De drang om de toetsen aan te raken laat ik nog net toe, wanneer niemand het ziet. Het is precies 0:00. Ik ben op Den Haag Centraal en met mij nog best veel mensen voor op een dinsdagnacht. Stiekem laat ik mijn handen neerstrijken op de zwarte toetsen van de piano die hier staat.

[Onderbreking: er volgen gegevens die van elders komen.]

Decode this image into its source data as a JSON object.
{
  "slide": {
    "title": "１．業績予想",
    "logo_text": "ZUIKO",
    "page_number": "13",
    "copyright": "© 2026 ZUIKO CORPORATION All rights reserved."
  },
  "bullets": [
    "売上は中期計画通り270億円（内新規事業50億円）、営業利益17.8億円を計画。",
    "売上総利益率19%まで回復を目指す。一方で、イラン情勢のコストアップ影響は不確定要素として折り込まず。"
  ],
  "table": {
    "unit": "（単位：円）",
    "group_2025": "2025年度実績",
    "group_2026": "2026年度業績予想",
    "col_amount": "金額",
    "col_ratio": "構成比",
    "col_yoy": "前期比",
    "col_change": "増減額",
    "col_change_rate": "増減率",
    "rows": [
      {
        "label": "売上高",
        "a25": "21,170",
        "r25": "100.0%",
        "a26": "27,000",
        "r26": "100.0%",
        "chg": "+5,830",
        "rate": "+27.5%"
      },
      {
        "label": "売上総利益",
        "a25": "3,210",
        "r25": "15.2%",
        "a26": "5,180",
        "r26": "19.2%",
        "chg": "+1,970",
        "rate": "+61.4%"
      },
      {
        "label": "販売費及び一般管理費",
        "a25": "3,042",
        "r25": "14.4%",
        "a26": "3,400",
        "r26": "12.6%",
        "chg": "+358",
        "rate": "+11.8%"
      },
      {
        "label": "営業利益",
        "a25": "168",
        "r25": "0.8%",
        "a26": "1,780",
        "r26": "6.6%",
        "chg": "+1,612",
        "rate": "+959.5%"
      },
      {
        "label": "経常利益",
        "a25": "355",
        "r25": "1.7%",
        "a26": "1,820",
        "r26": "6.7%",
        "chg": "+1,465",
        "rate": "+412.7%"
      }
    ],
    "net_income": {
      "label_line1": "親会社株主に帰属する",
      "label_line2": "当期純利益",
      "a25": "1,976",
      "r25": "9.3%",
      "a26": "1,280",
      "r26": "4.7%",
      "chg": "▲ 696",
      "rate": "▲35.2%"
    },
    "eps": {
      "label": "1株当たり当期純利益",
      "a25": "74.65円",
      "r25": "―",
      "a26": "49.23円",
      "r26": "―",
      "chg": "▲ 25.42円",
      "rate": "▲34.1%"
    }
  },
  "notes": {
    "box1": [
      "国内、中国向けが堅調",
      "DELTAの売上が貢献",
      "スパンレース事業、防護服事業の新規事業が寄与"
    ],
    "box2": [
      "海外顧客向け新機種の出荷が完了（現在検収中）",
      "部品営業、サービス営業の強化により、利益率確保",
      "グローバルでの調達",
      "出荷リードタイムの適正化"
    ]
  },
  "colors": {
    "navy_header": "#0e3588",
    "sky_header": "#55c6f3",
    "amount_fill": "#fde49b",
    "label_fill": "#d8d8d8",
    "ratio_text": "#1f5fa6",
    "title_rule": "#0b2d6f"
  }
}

Ze staat hier koud en naakt, klaar om bespeeld te worden door iedereen. Het hout bladdert af en hier en daar zie ik wat graveringen. Het is zo mens-eigen om gelijk iets te willen toe eigenen, gelijk een spoor achter te willen laten. Het willen laten zien aan de wereld dat je ergens bent geweest, net zoals dat dit korte hersenspinsel op papier mijn spoor is.
Dan loop ik weg. Ik ga op de trap ernaast zitten in de hoop dat ik moed verzamel om er toch achter te kruipen, te doen alsof ik de enige ben op dit station. Mijn vingers jeuken, mijn hartslag versnelt geïrriteerd. Waarom durft iedereen dit behalve ik? Waarom zie ik groepen mensen altijd hier omheen staan, maar kan ik fysiek niet naar die piano lopen? Zelfs als niemand er is.

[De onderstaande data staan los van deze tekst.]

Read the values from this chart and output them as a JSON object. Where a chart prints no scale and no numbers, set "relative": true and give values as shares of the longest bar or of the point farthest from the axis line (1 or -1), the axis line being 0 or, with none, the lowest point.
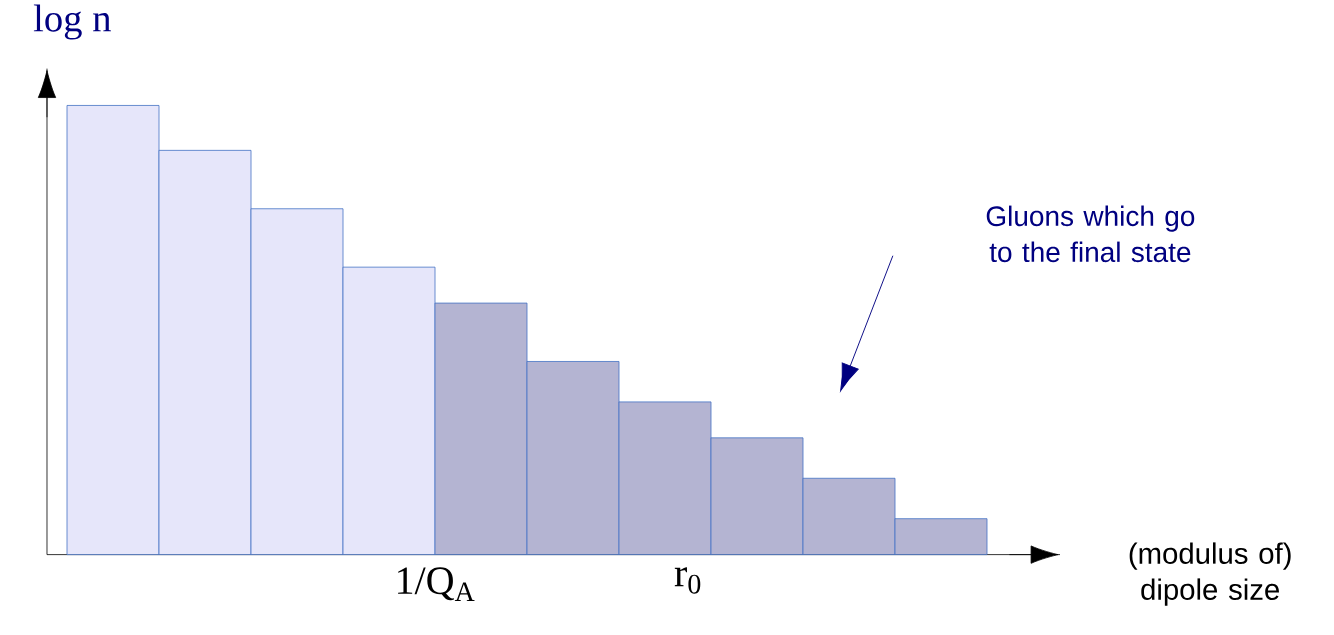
{
  "chart_data": {
    "type": "bar",
    "relative": true,
    "ylabel": "log n",
    "xlabel": "(modulus of) dipole size",
    "categories": [
      null,
      null,
      null,
      null,
      null,
      null,
      null,
      null,
      null,
      null
    ],
    "values": [
      1,
      0.9,
      0.77,
      0.64,
      0.56,
      0.43,
      0.34,
      0.26,
      0.17,
      0.08
    ],
    "colors": [
      "#e6e6fa",
      "#e6e6fa",
      "#e6e6fa",
      "#e6e6fa",
      "#b4b4d2",
      "#b4b4d2",
      "#b4b4d2",
      "#b4b4d2",
      "#b4b4d2",
      "#b4b4d2"
    ],
    "annotations": [
      "Gluons which go to the final state",
      "1/Q$_{A}$",
      "r$_{0}$"
    ]
  }
}
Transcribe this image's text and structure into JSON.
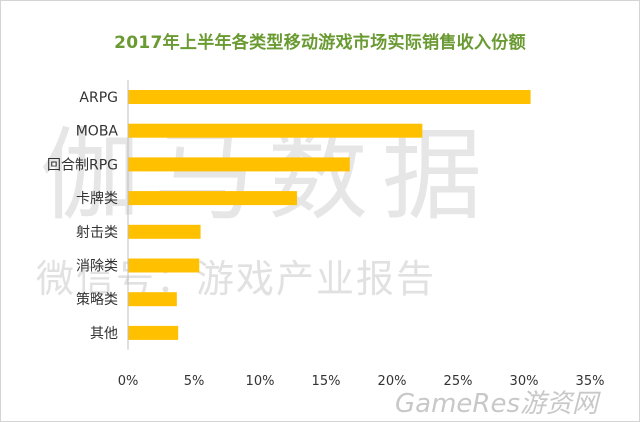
{
  "chart_data": {
    "type": "bar",
    "orientation": "horizontal",
    "title": "2017年上半年各类型移动游戏市场实际销售收入份额",
    "categories": [
      "ARPG",
      "MOBA",
      "回合制RPG",
      "卡牌类",
      "射击类",
      "消除类",
      "策略类",
      "其他"
    ],
    "values": [
      30.5,
      22.3,
      16.8,
      12.8,
      5.5,
      5.4,
      3.7,
      3.8
    ],
    "xlim": [
      0,
      35
    ],
    "x_ticks": [
      "0%",
      "5%",
      "10%",
      "15%",
      "20%",
      "25%",
      "30%",
      "35%"
    ],
    "bar_color": "#ffc000",
    "grid": false,
    "legend": "none"
  },
  "watermark": {
    "main": "伽马数据",
    "subtitle": "微信号：游戏产业报告",
    "corner": "GameRes游资网"
  },
  "colors": {
    "title": "#6a9a32",
    "bar": "#ffc000",
    "axis": "#bfbfbf"
  }
}
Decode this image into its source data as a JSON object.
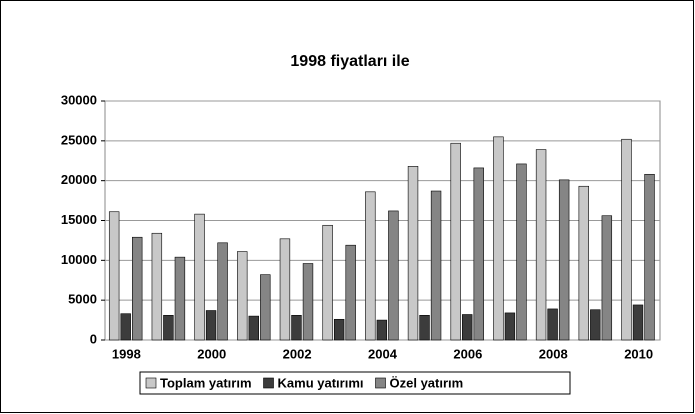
{
  "chart_data": {
    "type": "bar",
    "title": "1998 fiyatları ile",
    "categories": [
      "1998",
      null,
      "2000",
      null,
      "2002",
      null,
      "2004",
      null,
      "2006",
      null,
      "2008",
      null,
      "2010"
    ],
    "series": [
      {
        "name": "Toplam yatırım",
        "color": "#c8c8c8",
        "values": [
          16100,
          13400,
          15800,
          11100,
          12700,
          14400,
          18600,
          21800,
          24700,
          25500,
          23900,
          19300,
          25200
        ]
      },
      {
        "name": "Kamu yatırımı",
        "color": "#3c3c3c",
        "values": [
          3300,
          3100,
          3700,
          3000,
          3100,
          2600,
          2500,
          3100,
          3200,
          3400,
          3900,
          3800,
          4400
        ]
      },
      {
        "name": "Özel yatırım",
        "color": "#858585",
        "values": [
          12900,
          10400,
          12200,
          8200,
          9600,
          11900,
          16200,
          18700,
          21600,
          22100,
          20100,
          15600,
          20800
        ]
      }
    ],
    "ylim": [
      0,
      30000
    ],
    "yticks": [
      0,
      5000,
      10000,
      15000,
      20000,
      25000,
      30000
    ],
    "grid": true,
    "legend": "bottom"
  }
}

Twee jongens lopen langs. De kleinere van de twee neemt plaats op de kruk. Zijn lange dunne vingers verraden zijn pianospelervaring. Zijn koude zwarte krullen deinzen mee op het ritme van de bekendere Beatles-songs. Ik zit ernaast, gluur door de glazen plaat onder de trapleuning.
Het is 00:14 en mijn trein die al een poosje voor mijn neus staat te briezen, gaat bijna weg. Ik sta op, lichtjes teleurgesteld. De trein is koud verlicht, met een tint van blauw. Ze proest even en brengt me naar huis waar mijn piano op mij wacht. Helemaal van mij.